A lição da diarista é a que deveria ser seguida por todas as pessoas que pertencem às classes C e D, segundo orientação do economista Fernando Pinho. Para ele, mesmo casais com filhos - que representam custos adicionais que não podem ser desconsiderados - podem vivem bem se souberem administrar o orçamento doméstico.

“Quanto mais a pessoa conseguir poupar, melhor, mas a recomendação é de que um casal reserve de 15% a 20% da renda líquida. Se for um jovem que mora com os pais e não contribui com as despesas da casa, deve guardar metade do salário”, observa.


Sonho

Não é o caso do operador de caixa Wesley Gomes Rodolfi, 23 anos, que ganha dois salários mínimos e não é casado, mas auxilia os pais nas contas da casa, com quem mora na Vila Industrial. “Minha mãe não trabalha e meu pai ganha cerca de R$ 1,5 mil como mestre de obras, então sempre ajudo a comprar o que precisa”, diz ele, que também tem parte da renda comprometida com o financiamento do veículo próprio e com contas em lojas, oficina mecânica e alguns passeios de fim de semana.

O pouco que sobra, ele diz, vai direto para a poupança, que tem como objetivo custear uma futura faculdade de engenharia. “Não deixo de fazer nada do que eu quero, mas tento apertar os gastos o quanto posso, porque quero guardar dinheiro para fazer um curso superior. É um sonho que não sei ainda quando vou conseguir realizar”, conta.

Mas o economista Fernando Pinho ensina que, além da boa gestão financeira, o ideal é que o trabalhador que viva com um orçamento justo saiba tirar proveito das boas oportunidades de mercado e também dos subsídios oferecidos pelo governo, inclusive para os estudos. “As pessoas podem financiar a casa própria dentro dos programas federais, contar com o plano de saúde e bolsa para fazer faculdade oferecidos pela empresa onde trabalha ou mesmo bolsa do governo (por meio do ProUni, Fies ou Bolsa Universidade). Também pode aproveitar inúmeras ofertas para a aquisição de outros bens materiais, desde que mantenha sua vida financeira equilibrada, livre do acúmulo de dívidas em atraso”, detalha.

 

Mulheres são ‘chefes’ de 40% das famílias

Segundo dados do Censo 2010, o número de homens chefes de família continua sendo maior que o de mulheres em Bauru, mas elas já representam 40% das pessoas responsáveis pelos lares da cidade.
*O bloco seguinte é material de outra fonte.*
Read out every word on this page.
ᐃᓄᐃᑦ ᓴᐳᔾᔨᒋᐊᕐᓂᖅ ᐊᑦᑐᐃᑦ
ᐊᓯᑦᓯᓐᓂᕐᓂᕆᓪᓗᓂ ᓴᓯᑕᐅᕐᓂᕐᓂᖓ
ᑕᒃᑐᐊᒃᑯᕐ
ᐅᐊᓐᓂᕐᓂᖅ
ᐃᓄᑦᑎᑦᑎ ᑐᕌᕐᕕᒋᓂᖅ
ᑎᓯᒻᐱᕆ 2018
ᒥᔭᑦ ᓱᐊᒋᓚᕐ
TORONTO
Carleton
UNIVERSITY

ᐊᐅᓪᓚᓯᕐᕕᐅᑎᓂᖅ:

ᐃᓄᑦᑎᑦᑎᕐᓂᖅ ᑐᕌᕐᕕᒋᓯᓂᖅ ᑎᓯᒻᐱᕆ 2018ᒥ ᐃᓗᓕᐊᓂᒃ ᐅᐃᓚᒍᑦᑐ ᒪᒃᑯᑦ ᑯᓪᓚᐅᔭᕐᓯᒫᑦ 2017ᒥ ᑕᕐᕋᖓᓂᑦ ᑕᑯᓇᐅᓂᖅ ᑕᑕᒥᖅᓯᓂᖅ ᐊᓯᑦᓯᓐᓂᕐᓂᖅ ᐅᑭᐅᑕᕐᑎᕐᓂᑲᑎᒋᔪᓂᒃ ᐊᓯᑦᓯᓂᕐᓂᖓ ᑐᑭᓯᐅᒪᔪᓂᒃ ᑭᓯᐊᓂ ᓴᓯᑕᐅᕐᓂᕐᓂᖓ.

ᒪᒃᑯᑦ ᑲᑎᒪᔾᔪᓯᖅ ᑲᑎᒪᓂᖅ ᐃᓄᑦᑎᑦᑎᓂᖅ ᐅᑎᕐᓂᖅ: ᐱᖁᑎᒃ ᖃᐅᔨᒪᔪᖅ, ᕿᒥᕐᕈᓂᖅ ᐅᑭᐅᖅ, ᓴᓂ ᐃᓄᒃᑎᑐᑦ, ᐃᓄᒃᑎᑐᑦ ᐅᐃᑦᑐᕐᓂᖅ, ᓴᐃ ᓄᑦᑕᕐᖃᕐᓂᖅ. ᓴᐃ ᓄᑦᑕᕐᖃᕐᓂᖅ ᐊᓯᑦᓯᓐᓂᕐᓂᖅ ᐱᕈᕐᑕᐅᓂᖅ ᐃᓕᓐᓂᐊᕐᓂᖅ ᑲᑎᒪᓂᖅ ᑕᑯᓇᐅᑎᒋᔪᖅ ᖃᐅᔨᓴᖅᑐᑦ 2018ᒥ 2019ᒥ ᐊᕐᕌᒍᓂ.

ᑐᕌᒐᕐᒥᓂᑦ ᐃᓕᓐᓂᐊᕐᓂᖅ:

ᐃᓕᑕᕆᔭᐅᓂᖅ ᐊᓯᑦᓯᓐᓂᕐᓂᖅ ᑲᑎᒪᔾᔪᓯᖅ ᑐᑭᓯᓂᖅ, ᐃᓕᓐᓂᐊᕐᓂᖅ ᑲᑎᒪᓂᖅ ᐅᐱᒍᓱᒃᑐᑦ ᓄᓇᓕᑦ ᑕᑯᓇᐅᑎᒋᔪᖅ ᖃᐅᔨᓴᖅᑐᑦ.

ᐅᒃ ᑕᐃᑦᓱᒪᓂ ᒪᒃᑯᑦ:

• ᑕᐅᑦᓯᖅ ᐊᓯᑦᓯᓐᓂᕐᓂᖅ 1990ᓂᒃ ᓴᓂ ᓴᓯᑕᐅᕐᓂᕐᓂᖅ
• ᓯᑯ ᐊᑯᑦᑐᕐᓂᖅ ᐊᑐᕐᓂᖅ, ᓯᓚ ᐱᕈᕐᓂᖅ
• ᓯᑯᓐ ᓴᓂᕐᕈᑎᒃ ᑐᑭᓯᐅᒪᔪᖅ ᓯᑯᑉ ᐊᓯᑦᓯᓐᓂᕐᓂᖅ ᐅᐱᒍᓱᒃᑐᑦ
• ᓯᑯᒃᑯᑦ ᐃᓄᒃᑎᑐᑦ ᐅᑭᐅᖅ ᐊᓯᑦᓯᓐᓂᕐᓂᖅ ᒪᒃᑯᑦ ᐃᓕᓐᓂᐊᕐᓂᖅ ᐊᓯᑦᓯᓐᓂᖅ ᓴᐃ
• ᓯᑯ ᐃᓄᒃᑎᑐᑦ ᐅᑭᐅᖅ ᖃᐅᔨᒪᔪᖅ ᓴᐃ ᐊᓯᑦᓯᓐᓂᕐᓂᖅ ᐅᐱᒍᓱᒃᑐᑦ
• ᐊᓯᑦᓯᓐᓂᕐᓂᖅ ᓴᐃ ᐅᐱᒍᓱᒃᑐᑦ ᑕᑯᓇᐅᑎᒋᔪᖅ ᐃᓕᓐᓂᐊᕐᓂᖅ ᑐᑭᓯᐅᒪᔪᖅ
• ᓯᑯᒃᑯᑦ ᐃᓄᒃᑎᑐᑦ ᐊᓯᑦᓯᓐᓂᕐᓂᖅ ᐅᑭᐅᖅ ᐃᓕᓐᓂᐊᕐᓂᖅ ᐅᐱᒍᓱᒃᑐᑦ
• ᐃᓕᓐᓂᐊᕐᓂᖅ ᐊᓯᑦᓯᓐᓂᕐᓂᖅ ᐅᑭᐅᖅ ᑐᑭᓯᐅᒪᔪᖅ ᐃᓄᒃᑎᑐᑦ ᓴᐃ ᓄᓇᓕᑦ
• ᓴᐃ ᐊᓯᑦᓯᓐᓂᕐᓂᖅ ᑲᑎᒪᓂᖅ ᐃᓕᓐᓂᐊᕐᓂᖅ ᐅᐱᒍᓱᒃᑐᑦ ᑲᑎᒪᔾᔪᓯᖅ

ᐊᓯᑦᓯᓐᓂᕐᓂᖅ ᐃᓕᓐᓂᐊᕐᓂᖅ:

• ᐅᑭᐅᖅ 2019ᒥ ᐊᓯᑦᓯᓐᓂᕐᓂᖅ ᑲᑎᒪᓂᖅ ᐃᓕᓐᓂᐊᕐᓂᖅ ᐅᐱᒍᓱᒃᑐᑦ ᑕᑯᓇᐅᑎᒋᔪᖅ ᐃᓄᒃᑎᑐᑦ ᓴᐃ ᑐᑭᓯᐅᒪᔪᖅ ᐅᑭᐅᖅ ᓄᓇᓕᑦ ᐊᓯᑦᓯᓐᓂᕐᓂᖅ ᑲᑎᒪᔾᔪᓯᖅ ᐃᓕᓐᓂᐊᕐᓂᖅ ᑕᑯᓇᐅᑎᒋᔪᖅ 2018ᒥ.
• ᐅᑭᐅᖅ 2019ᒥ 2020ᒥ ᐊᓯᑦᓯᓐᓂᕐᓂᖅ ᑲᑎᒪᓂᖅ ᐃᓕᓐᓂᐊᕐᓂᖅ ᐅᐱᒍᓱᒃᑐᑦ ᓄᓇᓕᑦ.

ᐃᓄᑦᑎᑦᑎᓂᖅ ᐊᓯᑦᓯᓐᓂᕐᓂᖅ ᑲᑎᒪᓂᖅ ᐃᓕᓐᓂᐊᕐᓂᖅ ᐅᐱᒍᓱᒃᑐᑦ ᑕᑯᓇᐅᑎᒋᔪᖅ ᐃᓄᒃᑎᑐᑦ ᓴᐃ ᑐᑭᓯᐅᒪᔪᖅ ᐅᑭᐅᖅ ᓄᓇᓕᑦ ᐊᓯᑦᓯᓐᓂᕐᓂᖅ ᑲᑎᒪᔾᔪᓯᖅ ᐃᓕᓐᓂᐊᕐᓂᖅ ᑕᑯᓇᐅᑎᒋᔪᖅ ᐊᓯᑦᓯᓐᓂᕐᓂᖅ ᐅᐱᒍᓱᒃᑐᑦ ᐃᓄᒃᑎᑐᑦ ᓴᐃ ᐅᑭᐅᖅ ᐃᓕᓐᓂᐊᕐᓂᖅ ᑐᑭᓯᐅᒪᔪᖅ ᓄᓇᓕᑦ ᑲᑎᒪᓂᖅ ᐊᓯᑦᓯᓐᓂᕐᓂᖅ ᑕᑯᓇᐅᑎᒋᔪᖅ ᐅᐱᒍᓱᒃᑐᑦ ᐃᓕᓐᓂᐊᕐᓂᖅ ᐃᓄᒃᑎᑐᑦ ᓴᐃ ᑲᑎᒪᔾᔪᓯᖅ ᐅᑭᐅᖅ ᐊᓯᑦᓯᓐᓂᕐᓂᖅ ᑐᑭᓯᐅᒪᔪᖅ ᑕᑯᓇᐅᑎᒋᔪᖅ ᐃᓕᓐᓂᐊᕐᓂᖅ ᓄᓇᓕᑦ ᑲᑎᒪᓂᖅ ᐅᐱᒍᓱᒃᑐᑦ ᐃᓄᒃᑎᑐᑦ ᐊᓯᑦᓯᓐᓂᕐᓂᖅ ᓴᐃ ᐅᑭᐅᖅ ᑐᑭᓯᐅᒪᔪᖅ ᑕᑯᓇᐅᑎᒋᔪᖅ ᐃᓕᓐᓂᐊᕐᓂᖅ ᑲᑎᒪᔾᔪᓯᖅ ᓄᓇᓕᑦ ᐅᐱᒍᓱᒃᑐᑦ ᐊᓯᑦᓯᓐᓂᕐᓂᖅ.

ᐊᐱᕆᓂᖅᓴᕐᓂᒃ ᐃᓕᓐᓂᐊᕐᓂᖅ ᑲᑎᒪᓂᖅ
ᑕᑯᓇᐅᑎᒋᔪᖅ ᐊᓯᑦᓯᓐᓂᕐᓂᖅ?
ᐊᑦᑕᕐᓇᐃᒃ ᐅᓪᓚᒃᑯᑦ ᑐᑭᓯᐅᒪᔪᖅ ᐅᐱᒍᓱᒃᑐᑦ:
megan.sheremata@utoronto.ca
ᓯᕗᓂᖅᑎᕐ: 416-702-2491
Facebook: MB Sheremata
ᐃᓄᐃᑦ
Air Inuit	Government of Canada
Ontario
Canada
Ao todo, 44.049 trabalhadoras são “chefes de família”, enquanto 65.898 homens são responsáveis pela manutenção dos domicílios.

Dentro do grupo de trabalhadores que recebem até dois salários mínimos por mês em Bauru, 79.381 (38,7% da população economicamente ativa) têm rendimento mensal que varia de um a dois salários mínimos, ou seja, de R$ 545,00 a R$ 1.090,00. Outros 45.913 (22,4%) residentes ganham menos que um salário (R$ 545,00) por mês.

Quando se soma tudo aquilo que uma família ganha em um mês, 40,5% dos domicílios da cidade são mantidos por rendimentos entre dois e cinco salários (teto de R$ 2.725,00). Ao todo, 95.577 pessoas não possuem renda na cidade, mas, nesta soma, também estão incluídas crianças e adolescentes maiores de 10 anos.